Texte de Katia Meylan
Piazzolla aura « façonné le tango en profondeur pour les siècles à venir ». C’est le postulat que la compagnie Les muses Nomades raconte dans cette histoire d’exil. Car en effet, l’amour du compositeur pour le tango et son désir de le faire évoluer est d’abord passé par l’éloignement, tant de son pays que de cette musique populaire nationale, de quelques dizaines d’années son aînée.
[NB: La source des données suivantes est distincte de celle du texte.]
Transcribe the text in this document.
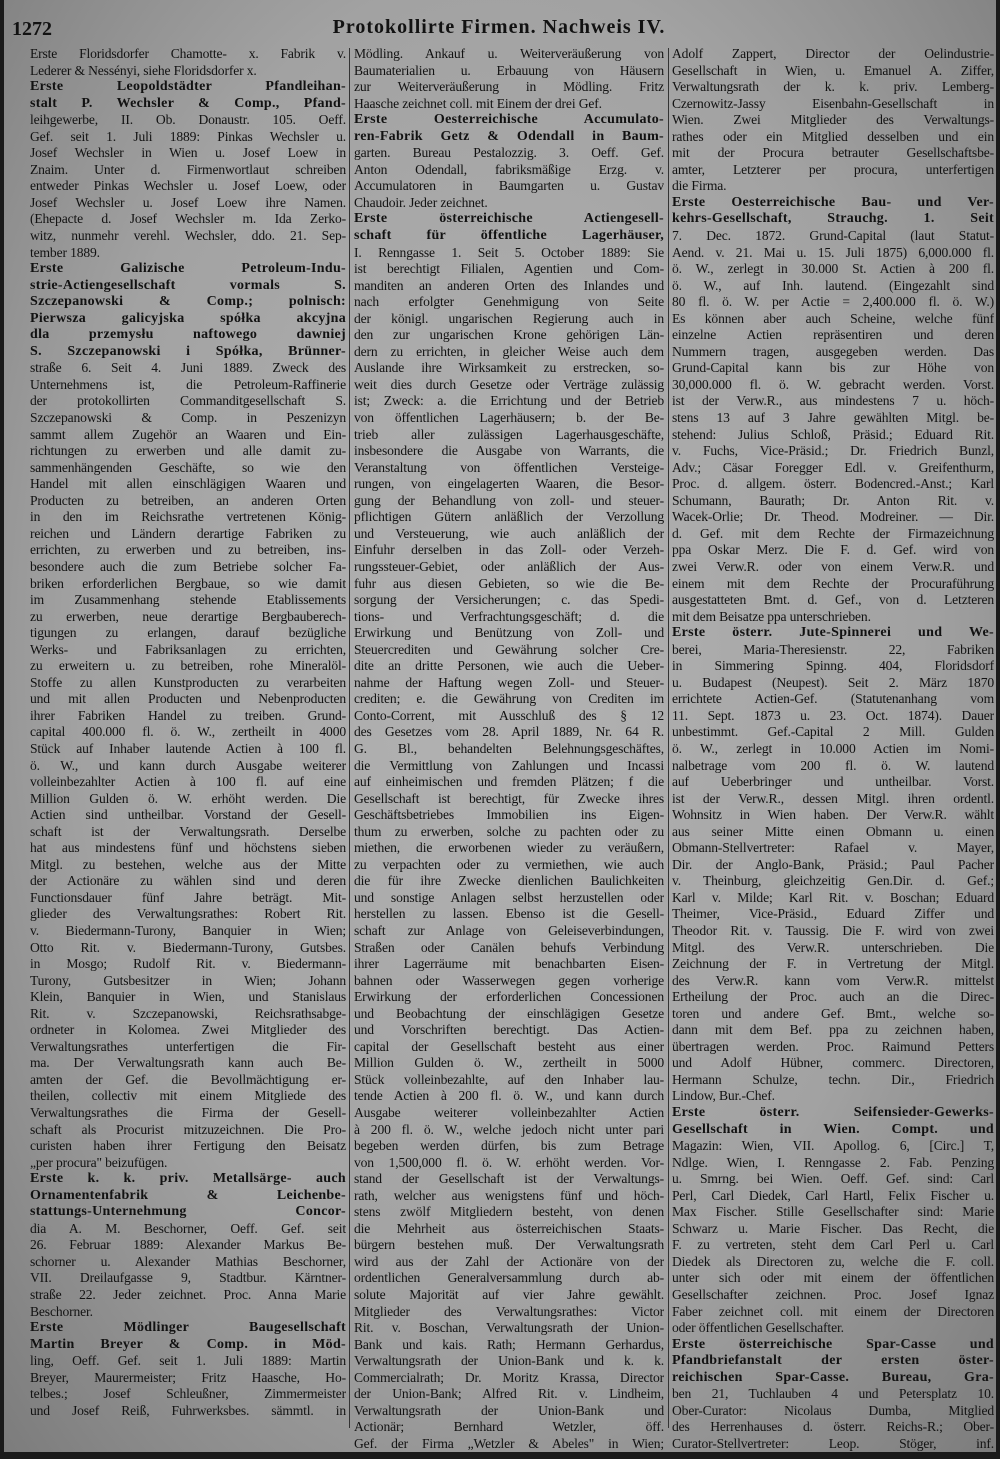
1272	Protokollirte Firmen. Nachweis IV.
Erste Floridsdorfer Chamotte- x. Fabrik v.
Lederer & Nessényi, siehe Floridsdorfer x.
Erste Leopoldstädter Pfandleihan-
stalt P. Wechsler & Comp., Pfand-
leihgewerbe, II. Ob. Donaustr. 105. Oeff.
Gef. seit 1. Juli 1889: Pinkas Wechsler u.
Josef Wechsler in Wien u. Josef Loew in
Znaim. Unter d. Firmenwortlaut schreiben
entweder Pinkas Wechsler u. Josef Loew, oder
Josef Wechsler u. Josef Loew ihre Namen.
(Ehepacte d. Josef Wechsler m. Ida Zerko-
witz, nunmehr verehl. Wechsler, ddo. 21. Sep-
tember 1889.
Erste Galizische Petroleum-Indu-
strie-Actiengesellschaft vormals S.
Szczepanowski & Comp.; polnisch:
Pierwsza galicyjska spółka akcyjna
dla przemysłu naftowego dawniej
S. Szczepanowski i Spółka, Brünner-
straße 6. Seit 4. Juni 1889. Zweck des
Unternehmens ist, die Petroleum-Raffinerie
der protokollirten Commanditgesellschaft S.
Szczepanowski & Comp. in Peszenizyn
sammt allem Zugehör an Waaren und Ein-
richtungen zu erwerben und alle damit zu-
sammenhängenden Geschäfte, so wie den
Handel mit allen einschlägigen Waaren und
Producten zu betreiben, an anderen Orten
in den im Reichsrathe vertretenen König-
reichen und Ländern derartige Fabriken zu
errichten, zu erwerben und zu betreiben, ins-
besondere auch die zum Betriebe solcher Fa-
briken erforderlichen Bergbaue, so wie damit
im Zusammenhang stehende Etablissements
zu erwerben, neue derartige Bergbauberech-
tigungen zu erlangen, darauf bezügliche
Werks- und Fabriksanlagen zu errichten,
zu erweitern u. zu betreiben, rohe Mineralöl-
Stoffe zu allen Kunstproducten zu verarbeiten
und mit allen Producten und Nebenproducten
ihrer Fabriken Handel zu treiben. Grund-
capital 400.000 fl. ö. W., zertheilt in 4000
Stück auf Inhaber lautende Actien à 100 fl.
ö. W., und kann durch Ausgabe weiterer
volleinbezahlter Actien à 100 fl. auf eine
Million Gulden ö. W. erhöht werden. Die
Actien sind untheilbar. Vorstand der Gesell-
schaft ist der Verwaltungsrath. Derselbe
hat aus mindestens fünf und höchstens sieben
Mitgl. zu bestehen, welche aus der Mitte
der Actionäre zu wählen sind und deren
Functionsdauer fünf Jahre beträgt. Mit-
glieder des Verwaltungsrathes: Robert Rit.
v. Biedermann-Turony, Banquier in Wien;
Otto Rit. v. Biedermann-Turony, Gutsbes.
in Mosgo; Rudolf Rit. v. Biedermann-
Turony, Gutsbesitzer in Wien; Johann
Klein, Banquier in Wien, und Stanislaus
Rit. v. Szczepanowski, Reichsrathsabge-
ordneter in Kolomea. Zwei Mitglieder des
Verwaltungsrathes unterfertigen die Fir-
ma. Der Verwaltungsrath kann auch Be-
amten der Gef. die Bevollmächtigung er-
theilen, collectiv mit einem Mitgliede des
Verwaltungsrathes die Firma der Gesell-
schaft als Procurist mitzuzeichnen. Die Pro-
curisten haben ihrer Fertigung den Beisatz
„per procura" beizufügen.
Erste k. k. priv. Metallsärge- auch
Ornamentenfabrik & Leichenbe-
stattungs-Unternehmung Concor-
dia A. M. Beschorner, Oeff. Gef. seit
26. Februar 1889: Alexander Markus Be-
schorner u. Alexander Mathias Beschorner,
VII. Dreilaufgasse 9, Stadtbur. Kärntner-
straße 22. Jeder zeichnet. Proc. Anna Marie
Beschorner.
Erste Mödlinger Baugesellschaft
Martin Breyer & Comp. in Möd-
ling, Oeff. Gef. seit 1. Juli 1889: Martin
Breyer, Maurermeister; Fritz Haasche, Ho-
telbes.; Josef Schleußner, Zimmermeister
und Josef Reiß, Fuhrwerksbes. sämmtl. in
Mödling. Ankauf u. Weiterveräußerung von
Baumaterialien u. Erbauung von Häusern
zur Weiterveräußerung in Mödling. Fritz
Haasche zeichnet coll. mit Einem der drei Gef.
Erste Oesterreichische Accumulato-
ren-Fabrik Getz & Odendall in Baum-
garten. Bureau Pestalozzig. 3. Oeff. Gef.
Anton Odendall, fabriksmäßige Erzg. v.
Accumulatoren in Baumgarten u. Gustav
Chaudoir. Jeder zeichnet.
Erste österreichische Actiengesell-
schaft für öffentliche Lagerhäuser,
I. Renngasse 1. Seit 5. October 1889: Sie
ist berechtigt Filialen, Agentien und Com-
manditen an anderen Orten des Inlandes und
nach erfolgter Genehmigung von Seite
der königl. ungarischen Regierung auch in
den zur ungarischen Krone gehörigen Län-
dern zu errichten, in gleicher Weise auch dem
Auslande ihre Wirksamkeit zu erstrecken, so-
weit dies durch Gesetze oder Verträge zulässig
ist; Zweck: a. die Errichtung und der Betrieb
von öffentlichen Lagerhäusern; b. der Be-
trieb aller zulässigen Lagerhausgeschäfte,
insbesondere die Ausgabe von Warrants, die
Veranstaltung von öffentlichen Versteige-
rungen, von eingelagerten Waaren, die Besor-
gung der Behandlung von zoll- und steuer-
pflichtigen Gütern anläßlich der Verzollung
und Versteuerung, wie auch anläßlich der
Einfuhr derselben in das Zoll- oder Verzeh-
rungssteuer-Gebiet, oder anläßlich der Aus-
fuhr aus diesen Gebieten, so wie die Be-
sorgung der Versicherungen; c. das Spedi-
tions- und Verfrachtungsgeschäft; d. die
Erwirkung und Benützung von Zoll- und
Steuercrediten und Gewährung solcher Cre-
dite an dritte Personen, wie auch die Ueber-
nahme der Haftung wegen Zoll- und Steuer-
crediten; e. die Gewährung von Crediten im
Conto-Corrent, mit Ausschluß des § 12
des Gesetzes vom 28. April 1889, Nr. 64 R.
G. Bl., behandelten Belehnungsgeschäftes,
die Vermittlung von Zahlungen und Incassi
auf einheimischen und fremden Plätzen; f die
Gesellschaft ist berechtigt, für Zwecke ihres
Geschäftsbetriebes Immobilien ins Eigen-
thum zu erwerben, solche zu pachten oder zu
miethen, die erworbenen wieder zu veräußern,
zu verpachten oder zu vermiethen, wie auch
die für ihre Zwecke dienlichen Baulichkeiten
und sonstige Anlagen selbst herzustellen oder
herstellen zu lassen. Ebenso ist die Gesell-
schaft zur Anlage von Geleiseverbindungen,
Straßen oder Canälen behufs Verbindung
ihrer Lagerräume mit benachbarten Eisen-
bahnen oder Wasserwegen gegen vorherige
Erwirkung der erforderlichen Concessionen
und Beobachtung der einschlägigen Gesetze
und Vorschriften berechtigt. Das Actien-
capital der Gesellschaft besteht aus einer
Million Gulden ö. W., zertheilt in 5000
Stück volleinbezahlte, auf den Inhaber lau-
tende Actien à 200 fl. ö. W., und kann durch
Ausgabe weiterer volleinbezahlter Actien
à 200 fl. ö. W., welche jedoch nicht unter pari
begeben werden dürfen, bis zum Betrage
von 1,500,000 fl. ö. W. erhöht werden. Vor-
stand der Gesellschaft ist der Verwaltungs-
rath, welcher aus wenigstens fünf und höch-
stens zwölf Mitgliedern besteht, von denen
die Mehrheit aus österreichischen Staats-
bürgern bestehen muß. Der Verwaltungsrath
wird aus der Zahl der Actionäre von der
ordentlichen Generalversammlung durch ab-
solute Majorität auf vier Jahre gewählt.
Mitglieder des Verwaltungsrathes: Victor
Rit. v. Boschan, Verwaltungsrath der Union-
Bank und kais. Rath; Hermann Gerhardus,
Verwaltungsrath der Union-Bank und k. k.
Commercialrath; Dr. Moritz Krassa, Director
der Union-Bank; Alfred Rit. v. Lindheim,
Verwaltungsrath der Union-Bank und
Actionär; Bernhard Wetzler, öff.
Gef. der Firma „Wetzler & Abeles" in Wien;
Adolf Zappert, Director der Oelindustrie-
Gesellschaft in Wien, u. Emanuel A. Ziffer,
Verwaltungsrath der k. k. priv. Lemberg-
Czernowitz-Jassy Eisenbahn-Gesellschaft in
Wien. Zwei Mitglieder des Verwaltungs-
rathes oder ein Mitglied desselben und ein
mit der Procura betrauter Gesellschaftsbe-
amter, Letzterer per procura, unterfertigen
die Firma.
Erste Oesterreichische Bau- und Ver-
kehrs-Gesellschaft, Strauchg. 1. Seit
7. Dec. 1872. Grund-Capital (laut Statut-
Aend. v. 21. Mai u. 15. Juli 1875) 6,000.000 fl.
ö. W., zerlegt in 30.000 St. Actien à 200 fl.
ö. W., auf Inh. lautend. (Eingezahlt sind
80 fl. ö. W. per Actie = 2,400.000 fl. ö. W.)
Es können aber auch Scheine, welche fünf
einzelne Actien repräsentiren und deren
Nummern tragen, ausgegeben werden. Das
Grund-Capital kann bis zur Höhe von
30,000.000 fl. ö. W. gebracht werden. Vorst.
ist der Verw.R., aus mindestens 7 u. höch-
stens 13 auf 3 Jahre gewählten Mitgl. be-
stehend: Julius Schloß, Präsid.; Eduard Rit.
v. Fuchs, Vice-Präsid.; Dr. Friedrich Bunzl,
Adv.; Cäsar Foregger Edl. v. Greifenthurm,
Proc. d. allgem. österr. Bodencred.-Anst.; Karl
Schumann, Baurath; Dr. Anton Rit. v.
Wacek-Orlie; Dr. Theod. Modreiner. — Dir.
d. Gef. mit dem Rechte der Firmazeichnung
ppa Oskar Merz. Die F. d. Gef. wird von
zwei Verw.R. oder von einem Verw.R. und
einem mit dem Rechte der Procuraführung
ausgestatteten Bmt. d. Gef., von d. Letzteren
mit dem Beisatze ppa unterschrieben.
Erste österr. Jute-Spinnerei und We-
berei, Maria-Theresienstr. 22, Fabriken
in Simmering Spinng. 404, Floridsdorf
u. Budapest (Neupest). Seit 2. März 1870
errichtete Actien-Gef. (Statutenanhang vom
11. Sept. 1873 u. 23. Oct. 1874). Dauer
unbestimmt. Gef.-Capital 2 Mill. Gulden
ö. W., zerlegt in 10.000 Actien im Nomi-
nalbetrage vom 200 fl. ö. W. lautend
auf Ueberbringer und untheilbar. Vorst.
ist der Verw.R., dessen Mitgl. ihren ordentl.
Wohnsitz in Wien haben. Der Verw.R. wählt
aus seiner Mitte einen Obmann u. einen
Obmann-Stellvertreter: Rafael v. Mayer,
Dir. der Anglo-Bank, Präsid.; Paul Pacher
v. Theinburg, gleichzeitig Gen.Dir. d. Gef.;
Karl v. Milde; Karl Rit. v. Boschan; Eduard
Theimer, Vice-Präsid., Eduard Ziffer und
Theodor Rit. v. Taussig. Die F. wird von zwei
Mitgl. des Verw.R. unterschrieben. Die
Zeichnung der F. in Vertretung der Mitgl.
des Verw.R. kann vom Verw.R. mittelst
Ertheilung der Proc. auch an die Direc-
toren und andere Gef. Bmt., welche so-
dann mit dem Bef. ppa zu zeichnen haben,
übertragen werden. Proc. Raimund Petters
und Adolf Hübner, commerc. Directoren,
Hermann Schulze, techn. Dir., Friedrich
Lindow, Bur.-Chef.
Erste österr. Seifensieder-Gewerks-
Gesellschaft in Wien. Compt. und
Magazin: Wien, VII. Apollog. 6, [Circ.] T,
Ndlge. Wien, I. Renngasse 2. Fab. Penzing
u. Smrng. bei Wien. Oeff. Gef. sind: Carl
Perl, Carl Diedek, Carl Hartl, Felix Fischer u.
Max Fischer. Stille Gesellschafter sind: Marie
Schwarz u. Marie Fischer. Das Recht, die
F. zu vertreten, steht dem Carl Perl u. Carl
Diedek als Directoren zu, welche die F. coll.
unter sich oder mit einem der öffentlichen
Gesellschafter zeichnen. Proc. Josef Ignaz
Faber zeichnet coll. mit einem der Directoren
oder öffentlichen Gesellschafter.
Erste österreichische Spar-Casse und
Pfandbriefanstalt der ersten öster-
reichischen Spar-Casse. Bureau, Gra-
ben 21, Tuchlauben 4 und Petersplatz 10.
Ober-Curator: Nicolaus Dumba, Mitglied
des Herrenhauses d. österr. Reichs-R.; Ober-
Curator-Stellvertreter: Leop. Stöger, inf.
Réminiscences spatiales et temporelles
Volver, le tango de l’exil narre donc, dans un doux désordre chronologique, les étapes de la vie de Piazzolla. Sa collaboration plus ou moins fluide avec l’écrivain Jorge Luis Borges; sa fascination pour le bandit Jacinto Chiclan pour qui il compose un air; son enfance, lorsque sa famille quitte Buenos Aires pour s’installer à New-York; ses insolents 18 ans, lorsqu’il tape à la porte du compositeur Juan José Castro, qui le redirige vers Ginastera; sa vingtaine, qui le voit s’identifier à la musique européenne… sa trentaine et le bouleversement de la rencontre avec la célèbre Nadia Boulanger, qui lui conseille de revenir à ses racines.
Les conteur∙euse∙s
Le public découvre ainsi l’évolution des sonorités et de la réflexion du compositeur, cheminant aux côtés des muses Nomades et de la Compagnie Confiture en la personne de Philippe Cohen. En 2021, le comédien genevois d’adoption avait déjà eu l’occasion d’écrire et d’interpréter pour la scène un autre pan de l’histoire de la musique, dans la pièce La bonne soupe de Ludwig van B. imaginée par les sœurs Joubert. Aujourd’hui, Volver réunit à nouveau le talent de Philippe Cohen et d’Oriane Joubert, ainsi que des deux musiciens avec lesquels la jeune pianiste compose le Latin Trio, Tomas Hernandez-Bages au violon et Mario Nader Castaneda au violoncelle. Pour compléter l’orchestre, ils s’entourent de la bandonéoniste Gaëlle Poirier et du guitariste Narcisso Saùl, qui signe également les arrangements du spectacle.
Photo © Gilbert Badaf
Une histoire à plusieurs voix et plusieurs gestes
Le concert est raconté de bien des façons autour du noyau de musicien∙e∙s, dans des configurations de quintettes, trios ou solo selon les morceaux choisis.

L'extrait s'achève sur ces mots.